Dive Brief:
- When Clemson University instituted a mandatory ePortfolio program for students, thousands protested extra work for which they saw little gain.
- Chalk & Wire CEO Geoff Irvine writes for eCampus News that many ePortfolio programs have unrealistic goals and are created in-house despite institutional denial as to cost and benefit, passing most of the burden of a disruptive shift in educational practice to students.

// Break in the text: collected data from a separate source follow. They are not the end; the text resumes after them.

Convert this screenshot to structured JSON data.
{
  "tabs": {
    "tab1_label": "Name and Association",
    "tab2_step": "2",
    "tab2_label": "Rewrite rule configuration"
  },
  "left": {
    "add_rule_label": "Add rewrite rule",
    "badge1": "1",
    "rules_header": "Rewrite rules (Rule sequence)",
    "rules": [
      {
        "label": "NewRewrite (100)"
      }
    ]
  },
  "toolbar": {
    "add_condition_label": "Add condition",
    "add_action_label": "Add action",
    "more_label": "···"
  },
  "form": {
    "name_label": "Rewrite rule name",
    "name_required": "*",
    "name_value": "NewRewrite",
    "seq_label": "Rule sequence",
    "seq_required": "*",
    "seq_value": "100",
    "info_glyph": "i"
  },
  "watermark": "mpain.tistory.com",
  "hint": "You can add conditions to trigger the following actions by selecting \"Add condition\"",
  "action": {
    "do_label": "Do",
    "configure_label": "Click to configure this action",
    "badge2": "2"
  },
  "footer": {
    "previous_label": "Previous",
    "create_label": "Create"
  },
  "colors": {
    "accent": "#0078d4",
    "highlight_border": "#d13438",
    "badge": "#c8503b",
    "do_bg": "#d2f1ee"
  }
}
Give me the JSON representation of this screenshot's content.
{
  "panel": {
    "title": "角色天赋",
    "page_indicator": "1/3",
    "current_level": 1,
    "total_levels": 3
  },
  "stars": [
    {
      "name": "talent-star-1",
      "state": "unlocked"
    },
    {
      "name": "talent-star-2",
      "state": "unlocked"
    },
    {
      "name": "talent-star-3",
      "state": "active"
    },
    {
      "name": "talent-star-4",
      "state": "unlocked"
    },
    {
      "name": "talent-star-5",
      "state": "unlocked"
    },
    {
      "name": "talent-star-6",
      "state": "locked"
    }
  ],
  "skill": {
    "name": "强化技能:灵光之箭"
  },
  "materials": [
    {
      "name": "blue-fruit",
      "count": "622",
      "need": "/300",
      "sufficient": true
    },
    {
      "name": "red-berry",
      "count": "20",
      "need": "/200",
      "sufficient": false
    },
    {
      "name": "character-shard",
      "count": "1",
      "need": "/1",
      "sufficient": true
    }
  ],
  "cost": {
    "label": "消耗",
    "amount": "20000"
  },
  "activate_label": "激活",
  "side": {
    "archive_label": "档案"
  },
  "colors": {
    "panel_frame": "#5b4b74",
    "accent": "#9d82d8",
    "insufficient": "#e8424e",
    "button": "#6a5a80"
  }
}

- Irvine argues commercial solutions, rather than in-house ones, can best serve institutions' need to integrate the ePortfolios with student work, assessment, accreditation, and analytics systems, and the creation of ePortfolio programs must come in the context of a larger master plan.
Dive Insight:
ePortfolios are sweeping the higher education system. Many colleges have latched onto them as opportunities for students to prove their skills and clearly display their best work for employers. When it falls to students to create them, however, sometimes with little support from their schools, the exasperation is no surprise. Students believe their transcripts should be enough. Part of the problem is in marketing and program design. Some schools have been more successful in pitching the ePortfolio idea to students, embedding it into certain courses for students whose future employers will most want to see work in such a format.
As high schools embrace ePortfolios, and the Coalition for Access, Affordability, and Success releases its new college application with a portfolio at its center, the next generation of college students will surely arrive on campuses more primed to continue curating their work for future display.